Dental crowns are a common treatment for certain dental issues. Dental crowns are commonly placed when you've had a root canal, if you need a dental bridge to replace a lost tooth, or if you've had a particularly large filling that weakened your tooth. While crowns are made from durable material, under some circumstances you may need it have it replaced. Here are four reasons you might need your dental crown replaced:
1. Your dental crown is too old.
Dental crowns are made to last several years, but due to current technological limitations, they're not permanent. Over time, the adhesive that holds your crown to your tooth may become loose due to chewing and general wear. If this happens, your crown may suddenly become loose. This isn't a sign that your dentist did something wrong. If your crown suddenly comes loose, visit your dentist as soon as possible for a new crown.
2. Your root canal became reinfected.
When you have root canal therapy, your endodontist removes the damaged, infected roots from your affected tooth. Your dentist then puts a crown over the tooth to protect it. In most cases, this is sufficient to take care of the problem, but it's possible for your root canal to become reinfected. Reinfection can happen for a number of reasons; your root canal might not have been properly cleaned originally, or a new cavity might have introduced more bacteria. If you need to have a root canal again, you'll need another crown placed afterward,.

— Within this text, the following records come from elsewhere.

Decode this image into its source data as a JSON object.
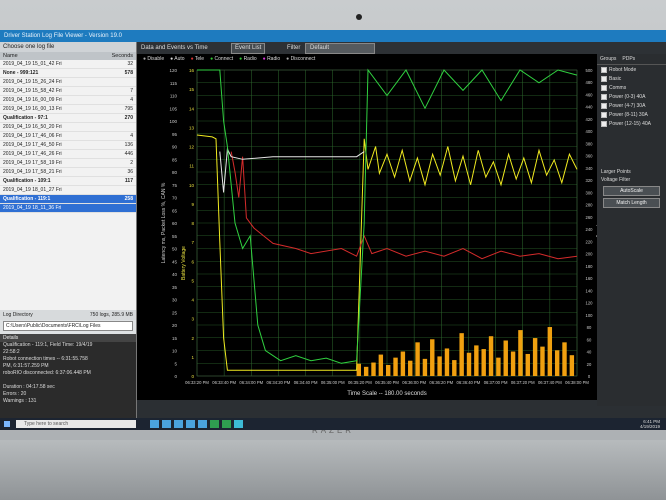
{
  "window": {
    "title": "Driver Station Log File Viewer - Version 19.0"
  },
  "sidebar": {
    "header": "Choose one log file",
    "columns": [
      "Name",
      "Seconds"
    ],
    "rows": [
      {
        "name": "2019_04_19 15_01_42 Fri",
        "value": "32"
      },
      {
        "name": "None - 999:121",
        "value": "578"
      },
      {
        "name": "2019_04_19 15_26_24 Fri",
        "value": ""
      },
      {
        "name": "2019_04_19 15_58_42 Fri",
        "value": "7"
      },
      {
        "name": "2019_04_19 16_00_09 Fri",
        "value": "4"
      },
      {
        "name": "2019_04_19 16_00_13 Fri",
        "value": "795"
      },
      {
        "name": "Qualification - 97:1",
        "value": "270"
      },
      {
        "name": "2019_04_19 16_50_20 Fri",
        "value": ""
      },
      {
        "name": "2019_04_19 17_46_06 Fri",
        "value": "4"
      },
      {
        "name": "2019_04_19 17_46_50 Fri",
        "value": "136"
      },
      {
        "name": "2019_04_19 17_46_26 Fri",
        "value": "446"
      },
      {
        "name": "2019_04_19 17_58_19 Fri",
        "value": "2"
      },
      {
        "name": "2019_04_19 17_58_21 Fri",
        "value": "36"
      },
      {
        "name": "Qualification - 109:1",
        "value": "117"
      },
      {
        "name": "2019_04_19 18_01_27 Fri",
        "value": ""
      },
      {
        "name": "Qualification - 119:1",
        "value": "258"
      },
      {
        "name": "2019_04_19 18_11_36 Fri",
        "value": ""
      }
    ],
    "log_dir_label": "Log Directory",
    "log_dir_info": "750 logs, 285.9 MB",
    "log_path": "C:\\Users\\Public\\Documents\\FRC\\Log Files"
  },
  "details": {
    "header": "Details",
    "lines": [
      "Qualification - 119:1, Field Time: 19/4/19",
      "22:58:2",
      "Robot connection times -- 6:31:55.758",
      "PM, 6:31:57.259 PM",
      "roboRIO disconnected: 6:37:06.448 PM",
      "",
      "Duration : 04:17.58 sec",
      "Errors : 20",
      "Warnings : 131"
    ]
  },
  "topbar": {
    "view_label": "Data and Events vs Time",
    "event_tab": "Event List",
    "filter_label": "Filter",
    "filter_value": "Default"
  },
  "legend": [
    "Disable",
    "Auto",
    "Tele",
    "Connect",
    "Radio",
    "Radio",
    "Disconnect"
  ],
  "right_panel": {
    "tabs": [
      "Groups",
      "PDPs"
    ],
    "checks": [
      "Robot Mode",
      "Basic",
      "Comms",
      "Power (0-3) 40A",
      "Power (4-7) 30A",
      "Power (8-11) 30A",
      "Power (12-15) 40A"
    ],
    "larger_points": "Larger Points",
    "voltage_filter": "Voltage Filter",
    "autoscale": "AutoScale",
    "match_length": "Match Length"
  },
  "chart_data": {
    "type": "line",
    "xlabel": "Time Scale -- 180.00 seconds",
    "ylabel_left": "Latency ms, Packet Loss %, CAN %",
    "ylabel_right": "PDP Amperage",
    "ylabel_voltage": "Battery Voltage",
    "y_left_ticks": [
      "120",
      "115",
      "110",
      "105",
      "100",
      "95",
      "90",
      "85",
      "80",
      "75",
      "70",
      "65",
      "60",
      "55",
      "50",
      "45",
      "40",
      "35",
      "30",
      "25",
      "20",
      "15",
      "10",
      "5",
      "0"
    ],
    "y_voltage_ticks": [
      "16",
      "15",
      "14",
      "13",
      "12",
      "11",
      "10",
      "9",
      "8",
      "7",
      "6",
      "5",
      "4",
      "3",
      "2",
      "1",
      "0"
    ],
    "y_right_ticks": [
      "500",
      "480",
      "460",
      "440",
      "420",
      "400",
      "380",
      "360",
      "340",
      "320",
      "300",
      "280",
      "260",
      "240",
      "220",
      "200",
      "180",
      "160",
      "140",
      "120",
      "100",
      "80",
      "60",
      "40",
      "20",
      "0"
    ],
    "x_ticks": [
      "06:33:20 PM",
      "06:33:40 PM",
      "06:34:00 PM",
      "06:34:20 PM",
      "06:34:40 PM",
      "06:35:00 PM",
      "06:35:20 PM",
      "06:35:40 PM",
      "06:36:00 PM",
      "06:36:20 PM",
      "06:36:40 PM",
      "06:37:00 PM",
      "06:37:20 PM",
      "06:37:40 PM",
      "06:38:00 PM"
    ],
    "series": [
      {
        "name": "Battery Voltage",
        "color": "#f0ea20",
        "points": [
          [
            0,
            12.6
          ],
          [
            0.04,
            12.5
          ],
          [
            0.05,
            12.4
          ],
          [
            0.06,
            7.0
          ],
          [
            0.07,
            2.0
          ],
          [
            0.08,
            0.3
          ],
          [
            0.42,
            0.3
          ],
          [
            0.44,
            12.4
          ],
          [
            0.45,
            10.8
          ],
          [
            0.47,
            12.0
          ],
          [
            0.48,
            10.6
          ],
          [
            0.5,
            11.6
          ],
          [
            0.52,
            10.4
          ],
          [
            0.54,
            11.8
          ],
          [
            0.56,
            10.2
          ],
          [
            0.58,
            11.4
          ],
          [
            0.6,
            10.0
          ],
          [
            0.62,
            11.6
          ],
          [
            0.64,
            10.5
          ],
          [
            0.66,
            12.0
          ],
          [
            0.68,
            10.2
          ],
          [
            0.7,
            11.5
          ],
          [
            0.72,
            10.0
          ],
          [
            0.74,
            11.8
          ],
          [
            0.76,
            10.4
          ],
          [
            0.78,
            11.2
          ],
          [
            0.8,
            10.0
          ],
          [
            0.82,
            11.6
          ],
          [
            0.84,
            10.3
          ],
          [
            0.86,
            11.4
          ],
          [
            0.88,
            10.1
          ],
          [
            0.9,
            11.8
          ],
          [
            0.92,
            10.5
          ],
          [
            0.94,
            11.3
          ],
          [
            0.96,
            10.1
          ],
          [
            0.98,
            11.6
          ],
          [
            1.0,
            10.8
          ]
        ]
      },
      {
        "name": "CAN %",
        "color": "#d42b2b",
        "points": [
          [
            0.09,
            88
          ],
          [
            0.1,
            80
          ],
          [
            0.11,
            70
          ],
          [
            0.12,
            86
          ],
          [
            0.13,
            62
          ],
          [
            0.15,
            58
          ],
          [
            0.2,
            52
          ],
          [
            0.26,
            50
          ],
          [
            0.3,
            48
          ],
          [
            0.38,
            50
          ],
          [
            0.42,
            47
          ],
          [
            0.44,
            55
          ],
          [
            0.46,
            48
          ],
          [
            0.5,
            50
          ],
          [
            0.55,
            47
          ],
          [
            0.6,
            49
          ],
          [
            0.65,
            47
          ],
          [
            0.7,
            50
          ],
          [
            0.75,
            46
          ],
          [
            0.8,
            49
          ],
          [
            0.85,
            47
          ],
          [
            0.9,
            48
          ],
          [
            0.95,
            46
          ],
          [
            1.0,
            47
          ]
        ]
      },
      {
        "name": "Packet Loss %",
        "color": "#e6e6e6",
        "points": [
          [
            0.06,
            88
          ],
          [
            0.07,
            72
          ],
          [
            0.08,
            89
          ],
          [
            0.09,
            86
          ],
          [
            0.12,
            85
          ],
          [
            0.2,
            86
          ],
          [
            0.3,
            86
          ],
          [
            0.42,
            86
          ],
          [
            0.44,
            88
          ]
        ]
      },
      {
        "name": "Latency ms",
        "color": "#30d040",
        "points": [
          [
            0.0,
            120
          ],
          [
            0.06,
            120
          ],
          [
            0.07,
            100
          ],
          [
            0.08,
            90
          ],
          [
            0.1,
            60
          ],
          [
            0.12,
            50
          ],
          [
            0.14,
            55
          ],
          [
            0.16,
            20
          ],
          [
            0.18,
            10
          ],
          [
            0.22,
            6
          ],
          [
            0.26,
            8
          ],
          [
            0.3,
            6
          ],
          [
            0.34,
            7
          ],
          [
            0.38,
            5
          ],
          [
            0.42,
            6
          ],
          [
            0.44,
            60
          ],
          [
            0.45,
            120
          ],
          [
            0.5,
            110
          ],
          [
            0.55,
            120
          ],
          [
            0.6,
            105
          ],
          [
            0.65,
            120
          ],
          [
            0.7,
            112
          ],
          [
            0.75,
            120
          ],
          [
            0.8,
            108
          ],
          [
            0.85,
            120
          ],
          [
            0.9,
            115
          ],
          [
            0.95,
            120
          ],
          [
            1.0,
            118
          ]
        ]
      }
    ],
    "amperage_bars": [
      20,
      15,
      22,
      35,
      18,
      30,
      40,
      25,
      55,
      28,
      60,
      32,
      45,
      26,
      70,
      38,
      50,
      44,
      65,
      30,
      58,
      40,
      75,
      36,
      62,
      48,
      80,
      42,
      55,
      34
    ]
  },
  "taskbar": {
    "search_placeholder": "Type here to search",
    "time": "6:41 PM",
    "date": "4/19/2019"
  },
  "brand": "RAZER"
}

3. Your old crown is metal or gold.
Dental crowns made from stainless steel or gold used to be much more common. In recent years, porcelain has become the preferred material for crowns due to its durability and natural look. If you have a metal crown, you may not like the look of it. Metal crowns are immediately apparent when you open your mouth, and they may make you feel self-conscious. If you'd like to replace your metal crown with a new porcelain crown, your dentist can help you by performing that procedure.
4. You ate something hard or sticky.
Crowns are sturdy and durable, but they aren't impervious. If you habitually chew ice, hard candy, or other solid foods, you might eventually crack your crown. Very sticky foods such as taffy can also pull your crown loose. In order to keep your dental crowns as long as possible, try to take care when eating potentially dangerous foods.